Eine Freundin von mir, die ich seit dem Kindergarten kenne, studiert Gesundheits- und Krankenpflege in Graz. Sie findet, dass man sich in den letzten Jahren sehr bemüht hat, den Lungau wieder attraktiver zu machen. Zum Beispiel wird jetzt gerade in Sankt Michael ein Freizeit- und Sportzentrum gebaut, es gibt ein lungauweites Beachvolleyballturnier im Sommer und die Gemeinschaft untereinander sei allgemein einfach viel stärker als in Städten. Für sie werde es höchstwahrscheinlich aber trotzdem keine Option sein, wieder in den Lungau heimzuziehen. Sie möchte einfach mehr Erfahrungen und Herausforderungen und nach dem Studium auf einer größeren Intensivstation arbeiten. In anderen Berufen könne man schon zufrieden und gut leben im Lungau, aber eben nicht in jedem Beruf.

Das hat mir letzte Woche auch eine alte Schulkollegin aus dem Gymnasium erzählt. Sie wohnt seit fast einem Jahr in Mississippi in den USA und macht dort ein Auslandsstudium.

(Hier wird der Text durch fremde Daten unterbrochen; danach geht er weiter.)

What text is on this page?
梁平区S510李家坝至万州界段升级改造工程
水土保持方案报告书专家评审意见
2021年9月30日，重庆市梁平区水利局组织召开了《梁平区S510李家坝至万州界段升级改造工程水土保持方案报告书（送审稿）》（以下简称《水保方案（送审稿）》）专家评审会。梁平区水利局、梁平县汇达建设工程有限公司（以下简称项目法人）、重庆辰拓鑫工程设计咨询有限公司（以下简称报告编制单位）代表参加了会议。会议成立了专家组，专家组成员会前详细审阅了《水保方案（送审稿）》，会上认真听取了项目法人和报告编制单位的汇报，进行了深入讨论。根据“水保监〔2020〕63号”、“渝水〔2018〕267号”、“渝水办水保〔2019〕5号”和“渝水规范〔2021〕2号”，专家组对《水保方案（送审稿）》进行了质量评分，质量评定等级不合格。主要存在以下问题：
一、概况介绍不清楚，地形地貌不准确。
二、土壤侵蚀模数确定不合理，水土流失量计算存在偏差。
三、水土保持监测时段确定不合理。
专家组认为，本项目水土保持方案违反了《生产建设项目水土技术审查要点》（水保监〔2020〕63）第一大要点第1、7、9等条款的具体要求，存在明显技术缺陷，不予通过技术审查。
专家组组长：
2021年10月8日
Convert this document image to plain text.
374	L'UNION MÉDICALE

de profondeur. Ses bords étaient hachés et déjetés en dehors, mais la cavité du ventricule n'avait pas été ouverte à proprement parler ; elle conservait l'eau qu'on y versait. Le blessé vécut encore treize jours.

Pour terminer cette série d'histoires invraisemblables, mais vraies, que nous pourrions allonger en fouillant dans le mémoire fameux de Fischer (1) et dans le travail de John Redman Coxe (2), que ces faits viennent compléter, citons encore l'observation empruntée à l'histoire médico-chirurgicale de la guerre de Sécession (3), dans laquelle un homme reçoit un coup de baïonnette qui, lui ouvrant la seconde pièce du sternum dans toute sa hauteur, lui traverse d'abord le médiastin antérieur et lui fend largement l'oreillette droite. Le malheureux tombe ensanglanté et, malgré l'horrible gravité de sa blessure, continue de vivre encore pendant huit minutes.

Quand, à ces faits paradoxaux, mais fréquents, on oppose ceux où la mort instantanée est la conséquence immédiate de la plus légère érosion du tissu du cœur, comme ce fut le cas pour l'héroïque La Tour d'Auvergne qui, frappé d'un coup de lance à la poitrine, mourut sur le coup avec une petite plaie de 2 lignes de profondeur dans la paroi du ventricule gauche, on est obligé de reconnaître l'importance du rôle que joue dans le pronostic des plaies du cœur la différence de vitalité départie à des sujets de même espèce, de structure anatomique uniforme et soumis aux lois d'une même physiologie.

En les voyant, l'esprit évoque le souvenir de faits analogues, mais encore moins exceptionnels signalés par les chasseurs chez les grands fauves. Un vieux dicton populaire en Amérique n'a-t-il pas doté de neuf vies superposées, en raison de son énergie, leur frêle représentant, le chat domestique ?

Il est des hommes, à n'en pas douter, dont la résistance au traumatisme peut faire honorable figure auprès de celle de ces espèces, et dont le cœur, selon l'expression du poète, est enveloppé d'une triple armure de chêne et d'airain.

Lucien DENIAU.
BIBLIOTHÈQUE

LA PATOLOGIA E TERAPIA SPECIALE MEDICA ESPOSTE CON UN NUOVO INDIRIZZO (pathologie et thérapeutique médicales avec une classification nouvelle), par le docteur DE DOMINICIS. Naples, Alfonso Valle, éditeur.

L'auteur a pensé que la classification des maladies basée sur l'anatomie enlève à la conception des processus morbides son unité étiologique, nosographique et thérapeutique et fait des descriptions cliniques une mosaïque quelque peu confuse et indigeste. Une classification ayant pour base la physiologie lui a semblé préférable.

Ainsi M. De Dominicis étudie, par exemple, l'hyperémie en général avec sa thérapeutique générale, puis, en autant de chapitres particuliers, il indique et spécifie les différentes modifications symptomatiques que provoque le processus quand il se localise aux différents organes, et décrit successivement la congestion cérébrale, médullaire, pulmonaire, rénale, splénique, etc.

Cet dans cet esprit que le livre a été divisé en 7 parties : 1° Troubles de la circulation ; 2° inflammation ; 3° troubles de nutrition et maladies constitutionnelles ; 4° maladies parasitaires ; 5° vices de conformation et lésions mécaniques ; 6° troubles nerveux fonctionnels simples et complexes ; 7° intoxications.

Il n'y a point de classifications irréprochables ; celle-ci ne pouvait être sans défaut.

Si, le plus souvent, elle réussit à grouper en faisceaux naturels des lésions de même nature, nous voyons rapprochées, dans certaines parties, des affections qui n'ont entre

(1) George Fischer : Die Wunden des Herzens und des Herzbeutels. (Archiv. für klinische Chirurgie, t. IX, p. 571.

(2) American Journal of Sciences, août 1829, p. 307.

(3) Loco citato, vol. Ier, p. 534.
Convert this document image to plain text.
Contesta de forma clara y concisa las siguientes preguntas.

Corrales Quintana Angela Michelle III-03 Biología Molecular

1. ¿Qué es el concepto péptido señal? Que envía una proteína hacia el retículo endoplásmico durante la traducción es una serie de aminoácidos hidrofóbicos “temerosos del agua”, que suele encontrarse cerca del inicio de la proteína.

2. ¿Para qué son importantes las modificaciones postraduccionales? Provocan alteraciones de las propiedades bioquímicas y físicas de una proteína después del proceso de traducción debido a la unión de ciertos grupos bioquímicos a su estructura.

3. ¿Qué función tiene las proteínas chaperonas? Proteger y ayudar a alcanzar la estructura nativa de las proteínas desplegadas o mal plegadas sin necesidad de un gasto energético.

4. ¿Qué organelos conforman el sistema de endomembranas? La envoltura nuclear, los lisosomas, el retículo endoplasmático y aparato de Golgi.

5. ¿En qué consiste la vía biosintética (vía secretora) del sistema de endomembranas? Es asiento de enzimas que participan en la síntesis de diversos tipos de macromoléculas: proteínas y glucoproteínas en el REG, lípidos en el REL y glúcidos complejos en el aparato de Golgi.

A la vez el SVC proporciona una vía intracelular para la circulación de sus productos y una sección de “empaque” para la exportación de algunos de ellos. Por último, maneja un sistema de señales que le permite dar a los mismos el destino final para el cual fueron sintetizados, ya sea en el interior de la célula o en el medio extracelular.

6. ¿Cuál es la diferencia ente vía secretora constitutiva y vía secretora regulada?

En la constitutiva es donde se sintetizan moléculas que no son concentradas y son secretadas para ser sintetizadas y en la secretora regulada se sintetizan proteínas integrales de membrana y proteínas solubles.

Karriere machen im Lungau, das geht einfach nicht so recht bei uns. Aber es hat auch viele gute Seiten, wenn man im Lungau lebt. Das ist ihr in Mississippi erst so richtig bewusst geworden. Hier würde sie sich nicht so richtig trauen, den Campus zu verlassen. Höchstens in den Coffeeshop in der Nähe. Es sei einfach zu gefährlich. Man höre regelmäßig Schüsse. Frei, in Sicherheit und ohne Angst herumspazieren können, das ist im Lungau eine Selbstverständlichkeit. Ebenso das frische Trinkwasser und die gute Luft überall, oder die Natur mit den Bergen. Und wieder erzählte sie mir, wie schön sie die Gemeinschaft dort mit Freunden und Bekannten findet. Später, zum Beispiel mit einer Familie, könnte sie sich schon vorstellen, wieder in den Lungau zu ziehen.

Und ich selbst? Wie geht es mir dabei? Seit knapp drei Jahren - mit Ausnahme der Lockdown- und Fernuniphasen - wohne ich in Graz zum Studieren. Für mich sind die schönen Seiten besonders die vielen Sportvereine und die vielen neuen Menschen und Möglichkeiten, die es in der Stadt gibt. Aber ganz daheim fühle ich mich in der Stadt ehrlich gesagt noch immer nicht. Ich weiß auch nicht, ob ich mich das dort jemals fühlen werde. Vielleicht ziehe ich irgendwann dann doch wieder zurück aufs Land.

Armin Brandstätter ist 22 Jahre alt,
kommt aus St. Michael im Lungau
und studiert im sechsten Semester Architektur in Graz.